CVE-2024-13381 is a stored Cross-Site Scripting (XSS) vulnerability affecting the Calculated Fields Form WordPress plugin versions prior to 5.2.62. The vulnerability arises because the plugin fails to properly sanitize and escape certain settings inputs. This flaw allows users with high privileges, such as administrators, to inject malicious scripts that are persistently stored and executed when other users or administrators access affected pages. Notably, this vulnerability can be exploited even when the WordPress 'unfiltered_html' capability is disabled, such as in multisite environments, which typically restricts the ability to post unfiltered HTML. The attack vector requires authenticated, high-privilege users and some user interaction (e.g., viewing the affected page). The CVSS 3.1 base score is 3.5 (low severity), reflecting limited confidentiality and integrity impact, no availability impact, and the requirement for high privileges and user interaction. No known exploits are currently reported in the wild. The vulnerability is categorized under CWE-79, indicating improper neutralization of input during web page generation. The plugin is widely used for creating forms with calculated fields on WordPress sites, which are common across many sectors including business, education, and government. The lack of a patch link suggests that a fix may be pending or not yet publicly available as of the published date (May 1, 2025).

For European organizations, the impact of this vulnerability is primarily related to the potential for privilege escalation and persistent script injection by trusted administrators. Although the vulnerability requires high privileges to exploit, it could allow an attacker with admin access to inject malicious JavaScript that executes in the context of other administrators or users with elevated permissions. This could lead to session hijacking, theft of sensitive information, or manipulation of site content and settings. In multisite WordPress deployments common in large organizations or educational institutions, the risk is heightened because the usual restrictions on unfiltered HTML do not prevent exploitation. While the direct impact on availability is negligible, the integrity and confidentiality of administrative operations could be compromised. Given the low CVSS score, the threat is not critical but should not be ignored, especially in environments where multiple administrators manage sensitive data or where the plugin is heavily used. The absence of known exploits reduces immediate risk, but the vulnerability could be leveraged in targeted attacks or combined with other vulnerabilities for greater effect.

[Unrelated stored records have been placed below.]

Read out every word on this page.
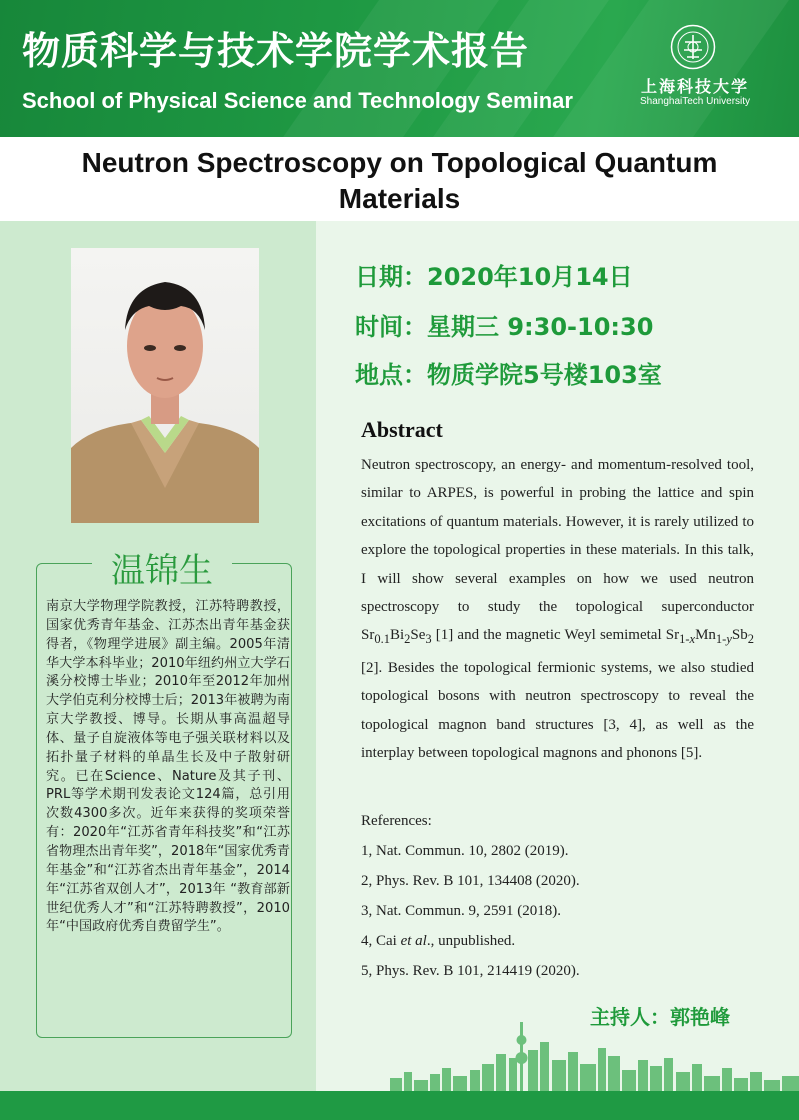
物质科学与技术学院学术报告
School of Physical Science and Technology Seminar
上海科技大学
ShanghaiTech University
Neutron Spectroscopy on Topological Quantum
Materials
温锦生
南京大学物理学院教授，江苏特聘教授，国家优秀青年基金、江苏杰出青年基金获得者，《物理学进展》副主编。2005年清华大学本科毕业；2010年纽约州立大学石溪分校博士毕业；2010年至2012年加州大学伯克利分校博士后；2013年被聘为南京大学教授、博导。长期从事高温超导体、量子自旋液体等电子强关联材料以及拓扑量子材料的单晶生长及中子散射研究。已在Science、Nature及其子刊、PRL等学术期刊发表论文124篇，总引用次数4300多次。近年来获得的奖项荣誉有：2020年“江苏省青年科技奖”和“江苏省物理杰出青年奖”，2018年“国家优秀青年基金”和“江苏省杰出青年基金”，2014年“江苏省双创人才”，2013年 “教育部新世纪优秀人才”和“江苏特聘教授”，2010年“中国政府优秀自费留学生”。
日期：2020年10月14日
时间：星期三 9:30-10:30
地点：物质学院5号楼103室
Abstract
Neutron spectroscopy, an energy- and momentum-resolved tool, similar to ARPES, is powerful in probing the lattice and spin excitations of quantum materials. However, it is rarely utilized to explore the topological properties in these materials. In this talk, I will show several examples on how we used neutron spectroscopy to study the topological superconductor $Sr_{0.1}Bi_2Se_3$ [1] and the magnetic Weyl semimetal $Sr_{1-x}Mn_{1-y}Sb_2$ [2]. Besides the topological fermionic systems, we also studied topological bosons with neutron spectroscopy to reveal the topological magnon band structures [3, 4], as well as the interplay between topological magnons and phonons [5].
References:
1, Nat. Commun. 10, 2802 (2019).
2, Phys. Rev. B 101, 134408 (2020).
3, Nat. Commun. 9, 2591 (2018).
4, Cai et al., unpublished.
5, Phys. Rev. B 101, 214419 (2020).
主持人：郭艳峰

Upgrade the Calculated Fields Form plugin to version 5.2.62 or later as soon as a patch is available to ensure proper sanitization and escaping of inputs. Restrict administrative privileges strictly to trusted personnel and regularly audit admin accounts to detect unauthorized access. Implement Content Security Policy (CSP) headers to limit the impact of potential XSS by restricting the execution of inline scripts and loading of external resources. In multisite WordPress environments, review and tighten user capability assignments to minimize the number of users with high privileges. Regularly monitor and scan WordPress sites for unusual script injections or modifications to plugin settings that could indicate exploitation attempts. Consider using Web Application Firewalls (WAF) with rules tailored to detect and block stored XSS payloads targeting WordPress plugins. Educate administrators on the risks of stored XSS and safe practices when configuring plugin settings or inputting data.